遙を誘ったのは遙自身であり、関係を続けるのも彼女の意思だった。それでも彼は「利用」「不均衡」などの言葉を繰り返し、遙を弱い存在として扱おうとする。遙はそれに戸惑いを覚えつつ、彼の過剰な自己否定は本気なのだと次第に理解していく。遙は自分の意思や生き方に自信があったが、彼は罪悪感に押し潰されていった。
やがて彼は深刻な状態となり、自分が「罰されるべき存在だ」とまで言い出した。遙は彼の不安を和らげようとするが、ある助言がきっかけで彼の失墜につながってしまう。世間からは遙が「作家の将来を壊した」と責められ、彼女は誹謗中傷や身元特定など極端な攻撃を受け、一時は命の危険を感じるほど追い詰められた。

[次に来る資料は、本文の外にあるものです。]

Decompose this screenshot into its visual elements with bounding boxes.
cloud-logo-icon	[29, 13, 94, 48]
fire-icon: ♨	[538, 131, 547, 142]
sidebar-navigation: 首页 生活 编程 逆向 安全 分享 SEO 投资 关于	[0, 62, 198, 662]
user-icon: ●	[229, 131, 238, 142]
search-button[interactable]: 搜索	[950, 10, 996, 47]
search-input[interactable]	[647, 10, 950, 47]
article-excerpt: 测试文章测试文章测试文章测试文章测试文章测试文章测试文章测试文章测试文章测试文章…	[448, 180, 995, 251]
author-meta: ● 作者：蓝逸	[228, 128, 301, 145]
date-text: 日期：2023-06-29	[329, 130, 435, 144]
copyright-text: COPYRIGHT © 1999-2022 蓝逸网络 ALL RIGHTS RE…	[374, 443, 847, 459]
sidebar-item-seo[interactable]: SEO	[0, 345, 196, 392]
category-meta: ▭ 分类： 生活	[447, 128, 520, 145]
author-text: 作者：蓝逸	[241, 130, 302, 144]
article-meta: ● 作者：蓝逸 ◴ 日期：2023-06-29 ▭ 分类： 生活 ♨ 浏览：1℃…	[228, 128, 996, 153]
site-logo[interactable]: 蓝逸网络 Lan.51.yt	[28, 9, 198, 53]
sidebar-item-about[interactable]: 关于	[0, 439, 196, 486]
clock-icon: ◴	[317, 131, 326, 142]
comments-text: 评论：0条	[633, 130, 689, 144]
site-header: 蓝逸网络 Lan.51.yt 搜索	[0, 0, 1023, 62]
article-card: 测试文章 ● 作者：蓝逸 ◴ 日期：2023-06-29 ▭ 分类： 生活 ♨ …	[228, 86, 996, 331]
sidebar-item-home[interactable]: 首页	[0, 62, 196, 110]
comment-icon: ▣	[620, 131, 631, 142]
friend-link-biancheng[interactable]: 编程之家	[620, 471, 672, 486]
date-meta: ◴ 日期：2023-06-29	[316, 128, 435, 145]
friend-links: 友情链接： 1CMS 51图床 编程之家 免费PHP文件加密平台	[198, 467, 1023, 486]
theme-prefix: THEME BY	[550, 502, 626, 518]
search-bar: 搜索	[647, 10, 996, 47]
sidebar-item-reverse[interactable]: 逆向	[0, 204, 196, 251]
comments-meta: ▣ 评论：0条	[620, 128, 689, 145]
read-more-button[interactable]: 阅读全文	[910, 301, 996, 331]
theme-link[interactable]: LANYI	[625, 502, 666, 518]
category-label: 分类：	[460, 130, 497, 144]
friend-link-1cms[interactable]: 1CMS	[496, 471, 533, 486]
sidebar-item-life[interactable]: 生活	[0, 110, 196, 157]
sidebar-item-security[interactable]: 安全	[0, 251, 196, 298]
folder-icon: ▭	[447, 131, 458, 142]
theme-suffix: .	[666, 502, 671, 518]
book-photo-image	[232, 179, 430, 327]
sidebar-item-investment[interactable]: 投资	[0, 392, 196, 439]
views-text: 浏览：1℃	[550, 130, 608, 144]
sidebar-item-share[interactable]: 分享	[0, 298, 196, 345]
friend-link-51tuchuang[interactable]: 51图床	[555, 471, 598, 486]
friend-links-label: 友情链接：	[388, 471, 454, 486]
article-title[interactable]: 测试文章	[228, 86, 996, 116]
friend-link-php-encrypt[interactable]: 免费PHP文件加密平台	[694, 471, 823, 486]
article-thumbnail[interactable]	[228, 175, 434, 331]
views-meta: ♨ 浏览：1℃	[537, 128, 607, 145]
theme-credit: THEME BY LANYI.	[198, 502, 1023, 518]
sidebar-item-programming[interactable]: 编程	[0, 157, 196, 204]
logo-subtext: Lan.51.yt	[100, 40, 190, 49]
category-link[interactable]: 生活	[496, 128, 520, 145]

ただその中にも、彼女を擁護する声があった。だがその多くは遙を「弱い少女」として想定したもので、遙自身の実像──自立した29歳の女性であること──とはかけ離れていた。擁護されながらも、遙はどこか「不当な救済」を受けているような気持ちを拭えなかった。
そんな遙を救ったのは、カナダ・バンクーバーで暮らす親友・財前万千花だった。彼女は昔のように茶化すでもなく、ただ「大変やったな」とだけ言って寄り添う。その静かな態度は遙を安心させる一方で、どこか物足りなさも残した。遙は、過去のように無責任に笑い飛ばし、すべてを冗談に変えてくれる万千花を求めていたのだ。
一方、日本では善恵が登場する。親友・頼子とは長年の関係があり、コロナ禍で会えない期間も毎日のように連絡を取り合っていた。パンデミックによって社会が変わる中で、善恵のビジネスはむしろ成長した。人と距離を取らざるを得ない状況が、人恋しさと需要を増幅させたためだ。